Flood of wait-and-see dot-brands expected this week

ICANN expects to sign as many as 170 new gTLD contracts with dot-brand applicants over the coming week.
Dot-brands that have been treading water in the program to date are up against a hard(ish) July 29 deadline to finally sign a Registry Agreement with ICANN.
VP of domain name services Cyrus Namazi told DI today that ICANN expects most of the backlog to be cleared in the next couple of weeks.
“The end of the July is a bit of a milestone for the program as a whole,” Namazi said. “A substantial number of contracts will be signed off and move towards delegation.”
“I think within a short period after the end of July most of these will be signed off,” he said.
There are currently 188 applications listed as “In Contracting” in the program. Namazi and myself estimate that roughly 170 are dot-brands, almost all of which have July 29 deadlines.
Namazi said that ICANN has planned for a last-minute rush of “hundreds” of applicants trying to sign contracts in the last month.

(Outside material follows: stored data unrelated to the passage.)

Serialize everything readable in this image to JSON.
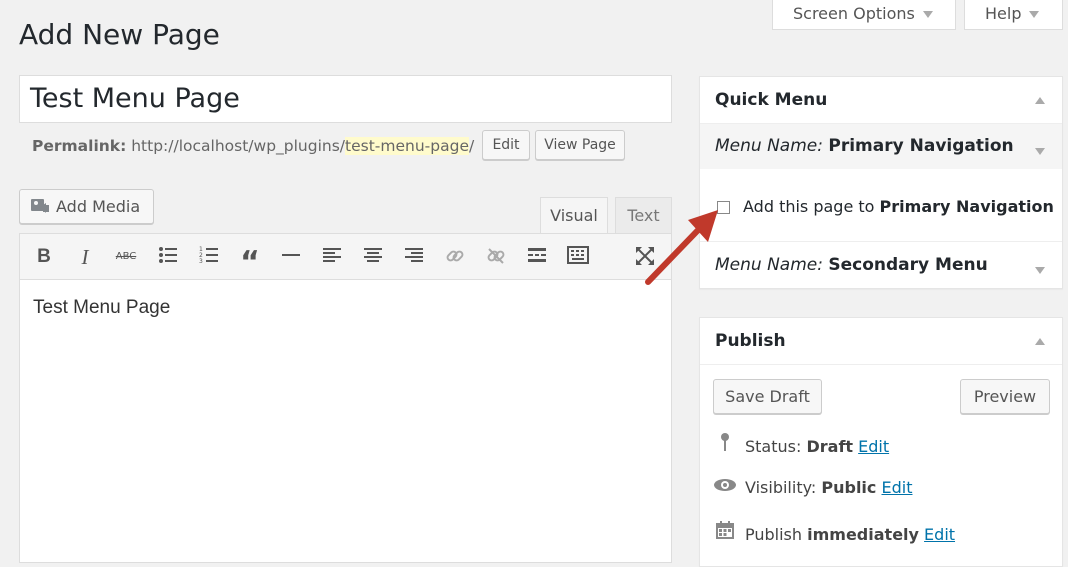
{
  "screen_meta": {
    "screen_options_label": "Screen Options",
    "help_label": "Help"
  },
  "page_title": "Add New Page",
  "post_title": "Test Menu Page",
  "permalink": {
    "label": "Permalink:",
    "base_url": "http://localhost/wp_plugins/",
    "slug": "test-menu-page",
    "trailing": "/",
    "edit_label": "Edit",
    "view_label": "View Page"
  },
  "editor": {
    "add_media_label": "Add Media",
    "tab_visual": "Visual",
    "tab_text": "Text",
    "content": "Test Menu Page",
    "toolbar_icons": [
      "bold-icon",
      "italic-icon",
      "strikethrough-icon",
      "bullet-list-icon",
      "numbered-list-icon",
      "blockquote-icon",
      "horizontal-rule-icon",
      "align-left-icon",
      "align-center-icon",
      "align-right-icon",
      "insert-link-icon",
      "remove-link-icon",
      "read-more-icon",
      "toolbar-toggle-icon",
      "fullscreen-icon"
    ]
  },
  "quick_menu": {
    "title": "Quick Menu",
    "menu_name_prefix": "Menu Name:",
    "menus": [
      {
        "name": "Primary Navigation"
      },
      {
        "name": "Secondary Menu"
      }
    ],
    "checkbox_label_prefix": "Add this page to",
    "checkbox_label_menu": "Primary Navigation",
    "checkbox_checked": false
  },
  "publish": {
    "title": "Publish",
    "save_draft_label": "Save Draft",
    "preview_label": "Preview",
    "status_label": "Status:",
    "status_value": "Draft",
    "visibility_label": "Visibility:",
    "visibility_value": "Public",
    "publish_label": "Publish",
    "publish_value": "immediately",
    "edit_label": "Edit"
  },
  "colors": {
    "link": "#0073aa",
    "arrow": "#c0392b",
    "slug_highlight": "#fffbcc"
  }
}
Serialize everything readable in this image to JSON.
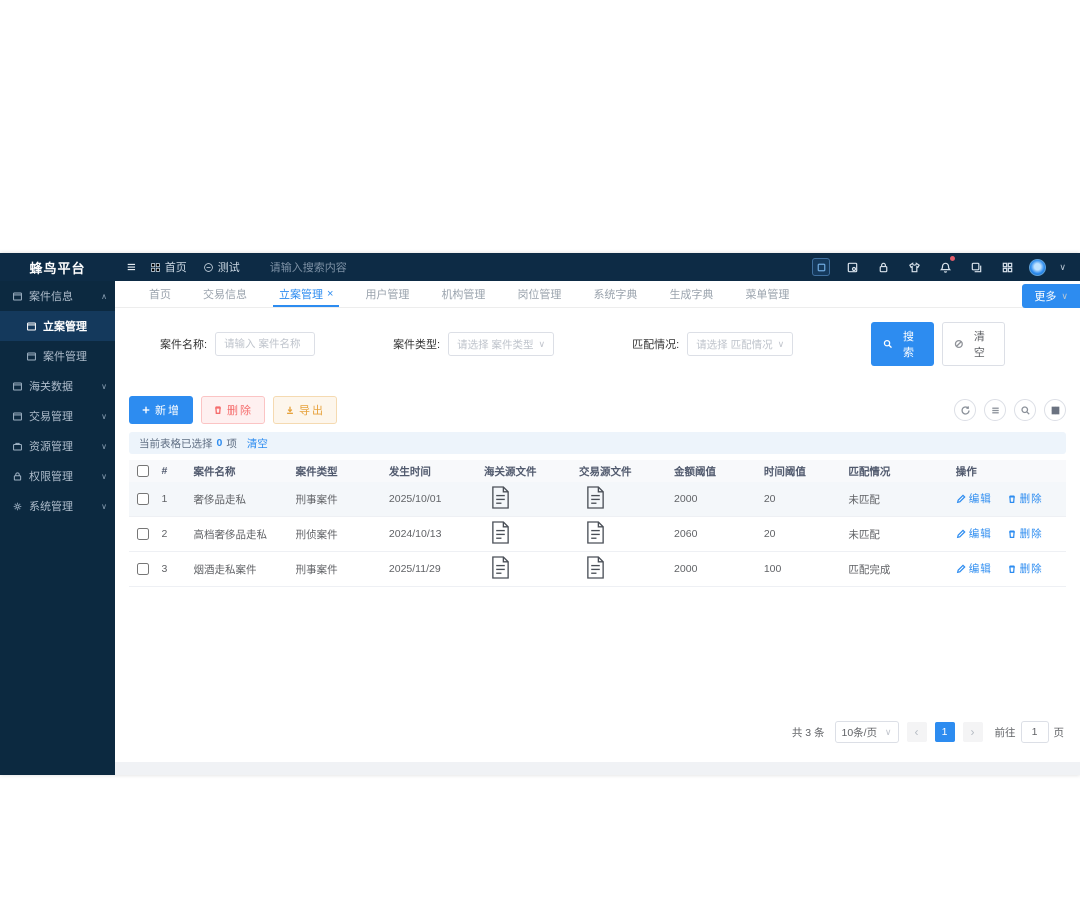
{
  "brand": {
    "title": "蜂鸟平台"
  },
  "topbar": {
    "menu_icon": "≡",
    "home_label": "首页",
    "test_label": "测试",
    "search_placeholder": "请输入搜索内容",
    "user_caret": "∨"
  },
  "sidebar": {
    "items": [
      {
        "label": "案件信息",
        "caret": "∧"
      },
      {
        "label": "立案管理"
      },
      {
        "label": "案件管理"
      },
      {
        "label": "海关数据",
        "caret": "∨"
      },
      {
        "label": "交易管理",
        "caret": "∨"
      },
      {
        "label": "资源管理",
        "caret": "∨"
      },
      {
        "label": "权限管理",
        "caret": "∨"
      },
      {
        "label": "系统管理",
        "caret": "∨"
      }
    ]
  },
  "tabbar": {
    "tabs": [
      {
        "label": "首页"
      },
      {
        "label": "交易信息"
      },
      {
        "label": "立案管理",
        "close": "×"
      },
      {
        "label": "用户管理"
      },
      {
        "label": "机构管理"
      },
      {
        "label": "岗位管理"
      },
      {
        "label": "系统字典"
      },
      {
        "label": "生成字典"
      },
      {
        "label": "菜单管理"
      }
    ],
    "more_label": "更多",
    "more_caret": "∨"
  },
  "filters": {
    "name_label": "案件名称:",
    "name_placeholder": "请输入 案件名称",
    "type_label": "案件类型:",
    "type_placeholder": "请选择 案件类型",
    "match_label": "匹配情况:",
    "match_placeholder": "请选择 匹配情况",
    "select_caret": "∨",
    "search_label": "搜索",
    "clear_label": "清空"
  },
  "toolbar": {
    "add_label": "新增",
    "delete_label": "删除",
    "export_label": "导出"
  },
  "selection_bar": {
    "prefix": "当前表格已选择",
    "count": "0",
    "suffix": "项",
    "clear_label": "清空"
  },
  "table": {
    "headers": [
      "#",
      "案件名称",
      "案件类型",
      "发生时间",
      "海关源文件",
      "交易源文件",
      "金额阈值",
      "时间阈值",
      "匹配情况",
      "操作"
    ],
    "edit_label": "编辑",
    "delete_label": "删除",
    "rows": [
      {
        "index": "1",
        "name": "奢侈品走私",
        "type": "刑事案件",
        "date": "2025/10/01",
        "amount": "2000",
        "time": "20",
        "match": "未匹配"
      },
      {
        "index": "2",
        "name": "高档奢侈品走私",
        "type": "刑侦案件",
        "date": "2024/10/13",
        "amount": "2060",
        "time": "20",
        "match": "未匹配"
      },
      {
        "index": "3",
        "name": "烟酒走私案件",
        "type": "刑事案件",
        "date": "2025/11/29",
        "amount": "2000",
        "time": "100",
        "match": "匹配完成"
      }
    ]
  },
  "pagination": {
    "total": "共 3 条",
    "page_size": "10条/页",
    "size_caret": "∨",
    "prev": "‹",
    "next": "›",
    "current_page": "1",
    "goto_prefix": "前往",
    "goto_value": "1",
    "goto_suffix": "页"
  },
  "colors": {
    "topbar_bg": "#0d2b45",
    "sidebar_bg": "#0c2940",
    "accent": "#2d8cf0",
    "danger": "#f56c6c",
    "warning": "#e6a23c",
    "selection_bar_bg": "#edf4fb"
  }
}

The July 29 deadline for dot-brands was put in place because of delays creating Specification 13 of the RA — that’s the part that allows dot-brands to function as dot-brands, by eschewing sunrise periods for example.
For most dot-brand wannabes, it was already an extension of nine months or more from their original deadline.
But it seems inevitable that some will miss the deadline.
Namazi said that those applicants that do miss the deadline will receive a “final notice” about a week later, which gives the applicant 60 days to come back to the process using the recently announced Application Eligibility Reinstatement process.
That creates a new deadline in early October. Applicants that miss that deadline might be shit outta luck.
“They’ll essentially just sit in a bucket that will not be proceeding,” Namazi said. “We don’t have a process to reactivate beyond that.”
So why are so many dot-brand applicants leaving it so late to sign their contracts?
The answer seems to be, essentially: lots of them are playing wait-and-see, and they still haven’t seen.
They wanted to see how other dot-brands would be used, and there’s not a lot of evidence to draw on yet. The number of dot-brands that have fully shown their cards could be counted on your fingers. Maybe even on just one hand.
“Some of them have a different level of enthusiasm for having their own TLD,” Namazi said. “Some of them don’t have their systems or process in place to accept or absorb a new TLD. Some of them don’t even know what to do with it. There may have been some defensive registrations in there. There were probably expectations in terms of market development for new TLDs that have gone a bit slower than some people’s business plans called for.”
“That has probably made some of the large brands more hesitant in terms of rushing to market with their new TLDs,” he said.